I know too much optimization doesn't make much sense for debug code.
But what about using -march=native to make better use of the instruction set?
EDIT:
Let's reformulate this. I know enabling optimizations and debug mode at the same time might have disadvantages like:
GCC allows you to use -g with -O. The shortcuts taken by optimized
code may occasionally produce surprising results: some variables you
declared may not exist at all; flow of control may briefly move where
you did not expect it; some statements may not be executed because
they compute constant results or their values were already at hand;
some statements may execute in different places because they were
moved out of loops.
So my question is, does -march=native have similar side effects or is it sensible to use it in debug code as well?
The problem with optimization is aggressive optimization passes that alter control flow can confuse debuggers. -march=native may enable additional optimizations (cmov, for example) if those passes have been enabled with a -O option, but will not in itself confuse the debugger.
Many times I work with optimized code (sometimes even involving vectorized loops), which contain bugs and such. How would one debug such code? I'm looking for any kind of tools or techniques. I use the following (possibly outdated) tools, so I'm looking to upgrade.
I use the following:
Since with ddd, you cannot see the code, I use gdb+ dissambler command and see the produced code; I can't really step through the program using this.
ndisasm
Thanks
It is always harder to debug optimised programs, but there are always ways. Some additional tips:
Make a debug build, and see if you get the same bug in a debug build. No point debugging an optimised version if you don't have to.

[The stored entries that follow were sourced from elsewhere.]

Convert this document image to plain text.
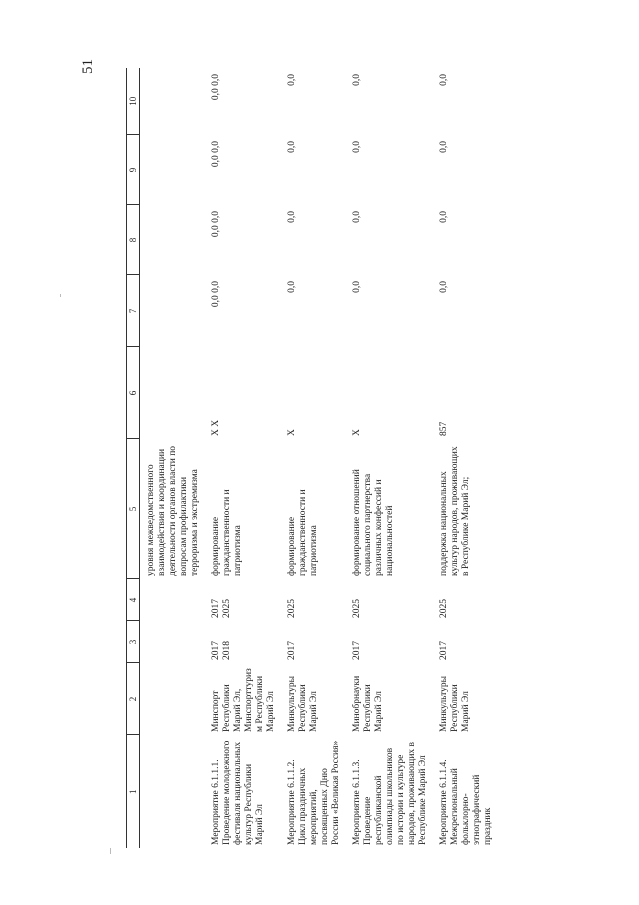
51
1	2	3	4	5	6	7	8	9	10
				уровня межведомственного взаимодействия и координации деятельности органов власти по вопросам профилактики терроризма и экстремизма					
Мероприятие 6.1.1.1. Проведение молодежного фестиваля национальных культур Республики Марий Эл	Минспорт Республики Марий Эл, Минспорттуризм Республики Марий Эл	2017 2018	2017 2025	формирование гражданственности и патриотизма	X X	0,0 0,0	0,0 0,0	0,0 0,0	0,0 0,0
Мероприятие 6.1.1.2. Цикл праздничных мероприятий, посвященных Дню России «Великая Россия»	Минкультуры Республики Марий Эл	2017	2025	формирование гражданственности и патриотизма	X	0,0	0,0	0,0	0,0
Мероприятие 6.1.1.3. Проведение республиканской олимпиады школьников по истории и культуре народов, проживающих в Республике Марий Эл	Минобрнауки Республики Марий Эл	2017	2025	формирование отношений социального партнерства различных конфессий и национальностей	X	0,0	0,0	0,0	0,0
Мероприятие 6.1.1.4. Межрегиональный фольклорно-этнографический праздник	Минкультуры Республики Марий Эл	2017	2025	поддержка национальных культур народов, проживающих в Республике Марий Эл;	857	0,0	0,0	0,0	0,0
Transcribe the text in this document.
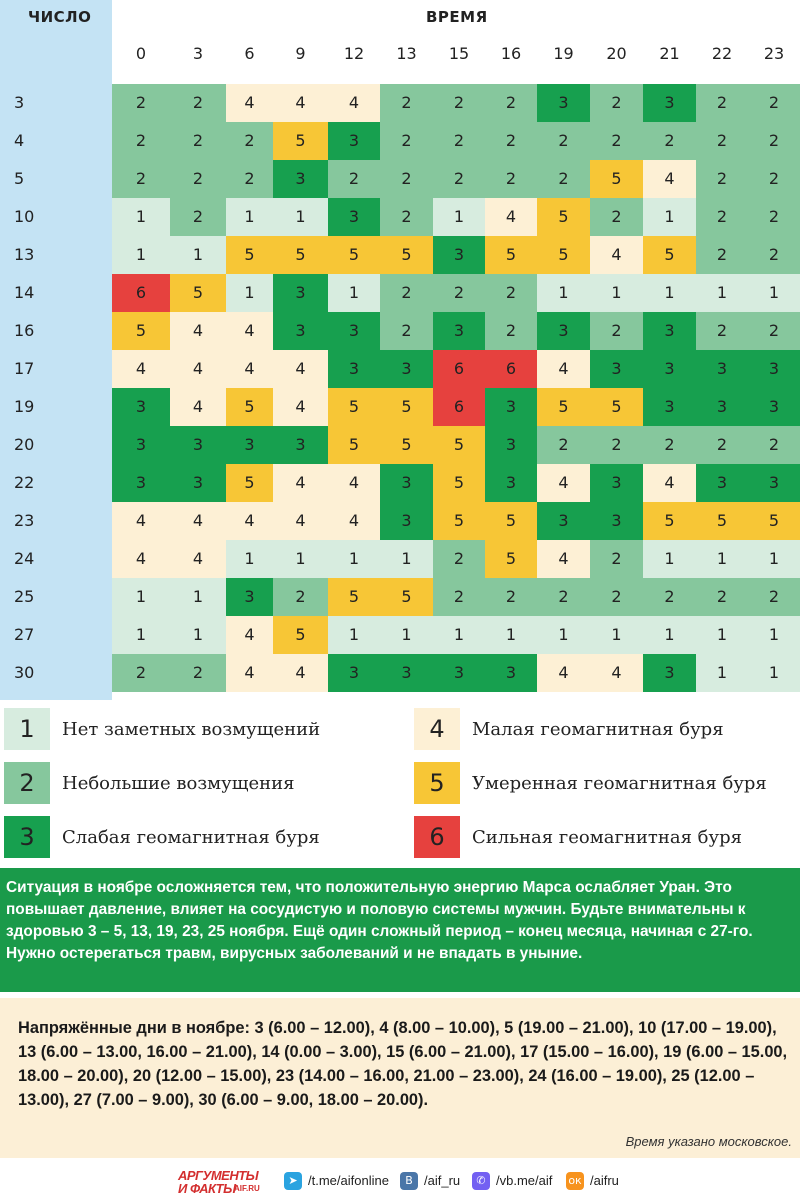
ЧИСЛО	ВРЕМЯ
0	3	6	9	12	13	15	16	19	20	21	22	23
3	2	2	4	4	4	2	2	2	3	2	3	2	2
4	2	2	2	5	3	2	2	2	2	2	2	2	2
5	2	2	2	3	2	2	2	2	2	5	4	2	2
10	1	2	1	1	3	2	1	4	5	2	1	2	2
13	1	1	5	5	5	5	3	5	5	4	5	2	2
14	6	5	1	3	1	2	2	2	1	1	1	1	1
16	5	4	4	3	3	2	3	2	3	2	3	2	2
17	4	4	4	4	3	3	6	6	4	3	3	3	3
19	3	4	5	4	5	5	6	3	5	5	3	3	3
20	3	3	3	3	5	5	5	3	2	2	2	2	2
22	3	3	5	4	4	3	5	3	4	3	4	3	3
23	4	4	4	4	4	3	5	5	3	3	5	5	5
24	4	4	1	1	1	1	2	5	4	2	1	1	1
25	1	1	3	2	5	5	2	2	2	2	2	2	2
27	1	1	4	5	1	1	1	1	1	1	1	1	1
30	2	2	4	4	3	3	3	3	4	4	3	1	1
1	Нет заметных возмущений
2	Небольшие возмущения
3	Слабая геомагнитная буря
4	Малая геомагнитная буря
5	Умеренная геомагнитная буря
6	Сильная геомагнитная буря
Ситуация в ноябре осложняется тем, что положительную энергию Марса ослабляет Уран. Это повышает давление, влияет на сосудистую и половую системы мужчин. Будьте внимательны к здоровью 3 – 5, 13, 19, 23, 25 ноября. Ещё один сложный период – конец месяца, начиная с 27-го. Нужно остерегаться травм, вирусных заболеваний и не впадать в уныние.
Напряжённые дни в ноябре: 3 (6.00 – 12.00), 4 (8.00 – 10.00), 5 (19.00 – 21.00), 10 (17.00 – 19.00), 13 (6.00 – 13.00, 16.00 – 21.00), 14 (0.00 – 3.00), 15 (6.00 – 21.00), 17 (15.00 – 16.00), 19 (6.00 – 15.00, 18.00 – 20.00), 20 (12.00 – 15.00), 23 (14.00 – 16.00, 21.00 – 23.00), 24 (16.00 – 19.00), 25 (12.00 – 13.00), 27 (7.00 – 9.00), 30 (6.00 – 9.00, 18.00 – 20.00).
Время указано московское.
АРГУМЕНТЫ
И ФАКТЫ
AIF.RU
➤ /t.me/aifonline	В /aif_ru	✆ /vb.me/aif ок /aifru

Use valgrind if on a platform that supports it. The errors you see may be harder to understand, but catching the problem early often simplifies debugging.
printf debugging is primitive, but sometimes it is the simplest way if you have a complex issue that only shows up in optimised builds.

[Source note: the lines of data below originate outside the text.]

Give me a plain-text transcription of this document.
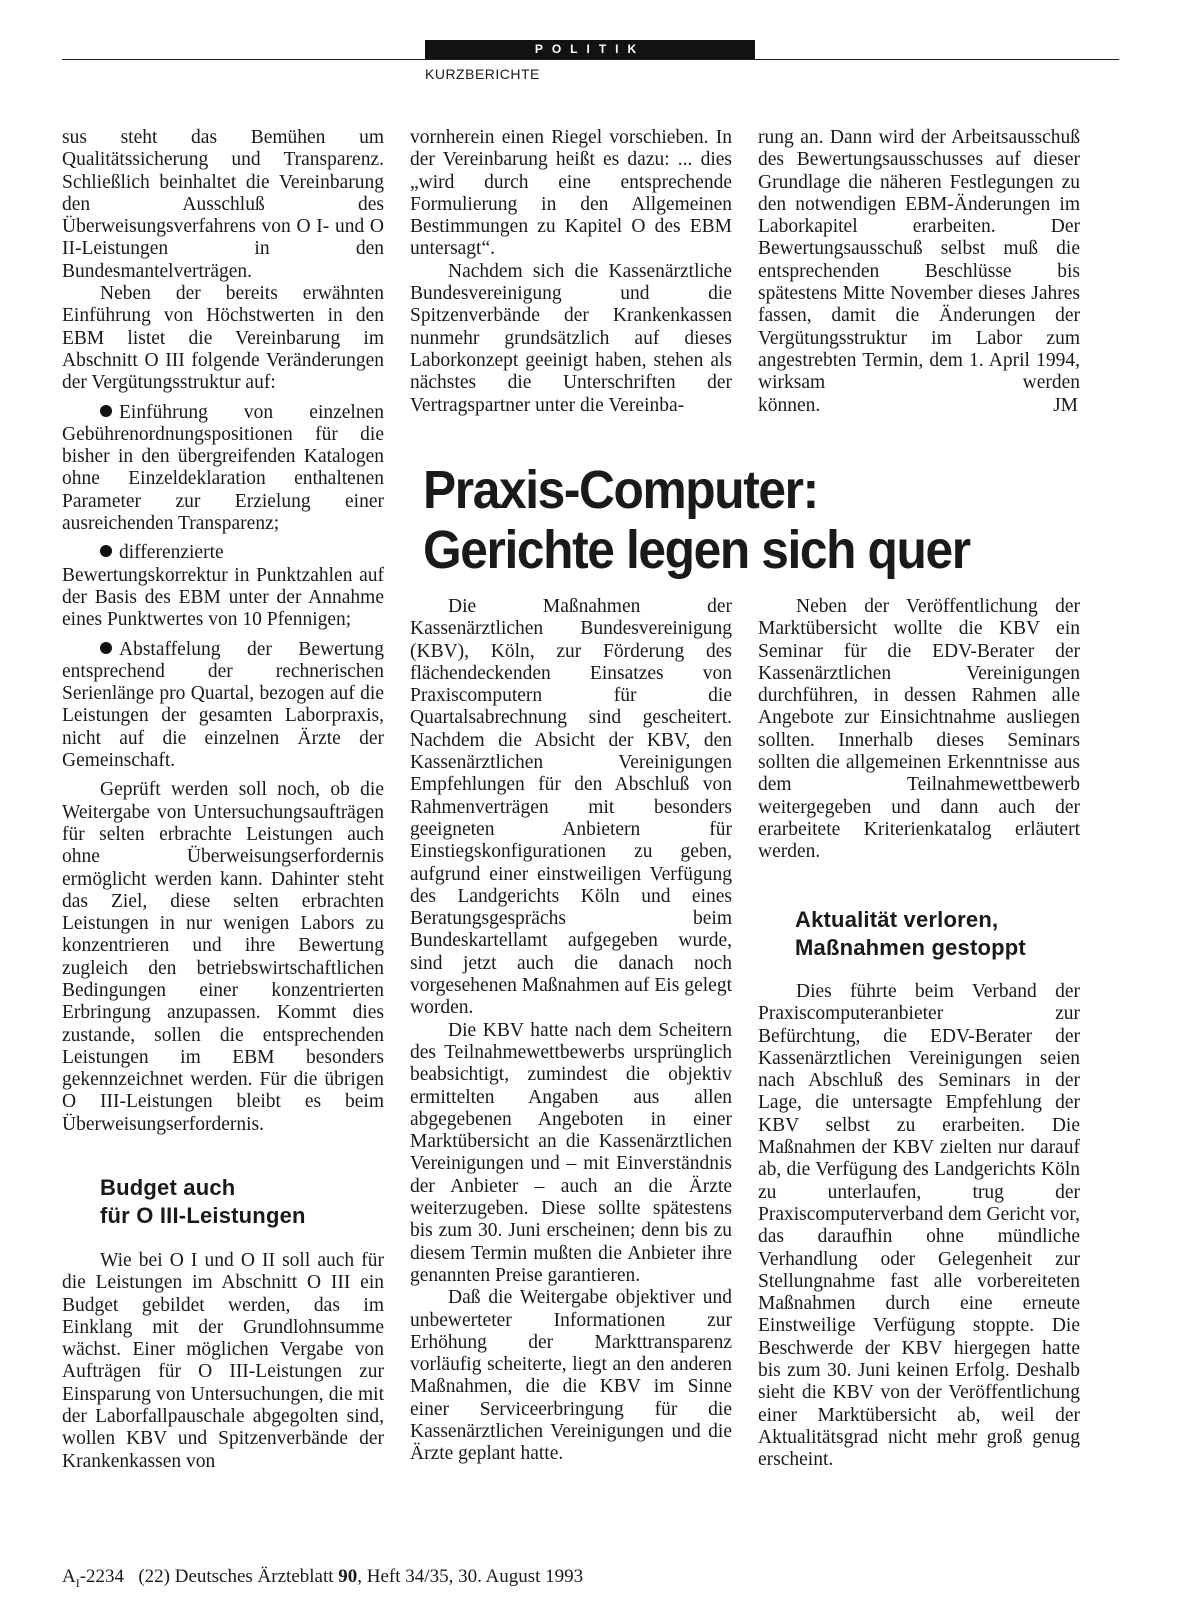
POLITIK
KURZBERICHTE

sus steht das Bemühen um Qualitätssicherung und Transparenz. Schließlich beinhaltet die Vereinbarung den Ausschluß des Überweisungsverfahrens von O I- und O II-Leistungen in den Bundesmantelverträgen.

Neben der bereits erwähnten Einführung von Höchstwerten in den EBM listet die Vereinbarung im Abschnitt O III folgende Veränderungen der Vergütungsstruktur auf:

Einführung von einzelnen Gebührenordnungspositionen für die bisher in den übergreifenden Katalogen ohne Einzeldeklaration enthaltenen Parameter zur Erzielung einer ausreichenden Transparenz;

differenzierte Bewertungskorrektur in Punktzahlen auf der Basis des EBM unter der Annahme eines Punktwertes von 10 Pfennigen;

Abstaffelung der Bewertung entsprechend der rechnerischen Serienlänge pro Quartal, bezogen auf die Leistungen der gesamten Laborpraxis, nicht auf die einzelnen Ärzte der Gemeinschaft.

Geprüft werden soll noch, ob die Weitergabe von Untersuchungsaufträgen für selten erbrachte Leistungen auch ohne Überweisungserfordernis ermöglicht werden kann. Dahinter steht das Ziel, diese selten erbrachten Leistungen in nur wenigen Labors zu konzentrieren und ihre Bewertung zugleich den betriebswirtschaftlichen Bedingungen einer konzentrierten Erbringung anzupassen. Kommt dies zustande, sollen die entsprechenden Leistungen im EBM besonders gekennzeichnet werden. Für die übrigen O III-Leistungen bleibt es beim Überweisungserfordernis.

Budget auch
für O III-Leistungen

Wie bei O I und O II soll auch für die Leistungen im Abschnitt O III ein Budget gebildet werden, das im Einklang mit der Grundlohnsumme wächst. Einer möglichen Vergabe von Aufträgen für O III-Leistungen zur Einsparung von Untersuchungen, die mit der Laborfallpauschale abgegolten sind, wollen KBV und Spitzenverbände der Krankenkassen von

vornherein einen Riegel vorschieben. In der Vereinbarung heißt es dazu: ... dies „wird durch eine entsprechende Formulierung in den Allgemeinen Bestimmungen zu Kapitel O des EBM untersagt“.

Nachdem sich die Kassenärztliche Bundesvereinigung und die Spitzenverbände der Krankenkassen nunmehr grundsätzlich auf dieses Laborkonzept geeinigt haben, stehen als nächstes die Unterschriften der Vertragspartner unter die Vereinba-

rung an. Dann wird der Arbeitsausschuß des Bewertungsausschusses auf dieser Grundlage die näheren Festlegungen zu den notwendigen EBM-Änderungen im Laborkapitel erarbeiten. Der Bewertungsausschuß selbst muß die entsprechenden Beschlüsse bis spätestens Mitte November dieses Jahres fassen, damit die Änderungen der Vergütungsstruktur im Labor zum angestrebten Termin, dem 1. April 1994, wirksam werden

können.	JM

Praxis-Computer:
Gerichte legen sich quer

Die Maßnahmen der Kassenärztlichen Bundesvereinigung (KBV), Köln, zur Förderung des flächendeckenden Einsatzes von Praxiscomputern für die Quartalsabrechnung sind gescheitert. Nachdem die Absicht der KBV, den Kassenärztlichen Vereinigungen Empfehlungen für den Abschluß von Rahmenverträgen mit besonders geeigneten Anbietern für Einstiegskonfigurationen zu geben, aufgrund einer einstweiligen Verfügung des Landgerichts Köln und eines Beratungsgesprächs beim Bundeskartellamt aufgegeben wurde, sind jetzt auch die danach noch vorgesehenen Maßnahmen auf Eis gelegt worden.

Die KBV hatte nach dem Scheitern des Teilnahmewettbewerbs ursprünglich beabsichtigt, zumindest die objektiv ermittelten Angaben aus allen abgegebenen Angeboten in einer Marktübersicht an die Kassenärztlichen Vereinigungen und – mit Einverständnis der Anbieter – auch an die Ärzte weiterzugeben. Diese sollte spätestens bis zum 30. Juni erscheinen; denn bis zu diesem Termin mußten die Anbieter ihre genannten Preise garantieren.

Daß die Weitergabe objektiver und unbewerteter Informationen zur Erhöhung der Markttransparenz vorläufig scheiterte, liegt an den anderen Maßnahmen, die die KBV im Sinne einer Serviceerbringung für die Kassenärztlichen Vereinigungen und die Ärzte geplant hatte.

Neben der Veröffentlichung der Marktübersicht wollte die KBV ein Seminar für die EDV-Berater der Kassenärztlichen Vereinigungen durchführen, in dessen Rahmen alle Angebote zur Einsichtnahme ausliegen sollten. Innerhalb dieses Seminars sollten die allgemeinen Erkenntnisse aus dem Teilnahmewettbewerb weitergegeben und dann auch der erarbeitete Kriterienkatalog erläutert werden.

Aktualität verloren,
Maßnahmen gestoppt

Dies führte beim Verband der Praxiscomputeranbieter zur Befürchtung, die EDV-Berater der Kassenärztlichen Vereinigungen seien nach Abschluß des Seminars in der Lage, die untersagte Empfehlung der KBV selbst zu erarbeiten. Die Maßnahmen der KBV zielten nur darauf ab, die Verfügung des Landgerichts Köln zu unterlaufen, trug der Praxiscomputerverband dem Gericht vor, das daraufhin ohne mündliche Verhandlung oder Gelegenheit zur Stellungnahme fast alle vorbereiteten Maßnahmen durch eine erneute Einstweilige Verfügung stoppte. Die Beschwerde der KBV hiergegen hatte bis zum 30. Juni keinen Erfolg. Deshalb sieht die KBV von der Veröffentlichung einer Marktübersicht ab, weil der Aktualitätsgrad nicht mehr groß genug erscheint.

$A_I-2234$ (22) Deutsches Ärzteblatt 90, Heft 34/35, 30. August 1993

If you suspect a timing issue (especially in a multithreaded program), roll your own version of assert which aborts or prints if the condition is violated, and use it in a few select places, to rule out possible problems.
See if you can reproduce the problem without using -fomit-frame-pointers, since that makes code very hard to debug, and with -O2 or -O3 enabled. That might give you enough information to find the cause of your problem.
Isolate parts of your code, build a test-suite, and see if you can identify any testcases which fail. It is much easier to debug one function than the whole program.
Try turning off optimisations one by one with the -fno-X options. This might help you find common problems like strict aliasing problems.
Turn on more compiler warnings. Some things, like strict aliasing problems, can generate compiler warnings if they create a difference in behaviour between different optimisation levels.
When debugging release builds you can put in __asm nops; as a placeholder for breakpoints (int 3). This is nice as you can guarantee breakpoint locations without messing up compiler optimizations or writing printf/cout statements.
It's always easier to debug a non-optimized version, of course. Failing that, disassembly of the code can be helpful. Other techinques I've used include partially de-optimizing the code by forcing intermediate results to be printed or logged, or changing a critical variable to "volatile" so I can at least look at that value in the debugger.
Chances are what you call optimized code is scrambled to shave cycles (which makes debugging hard) but is not really very optimized. Here is an example of what I mean.
I would turn off the compiler optimization, debug and tune it yourself, and then turn compiler optimization back on if the code has hotspots that are actually in code the compiler sees (not in outside libraries). (I define a hotspot as a part of code where the PC is often found. That automatically exempts loops containing function calls because they steal away the PC.)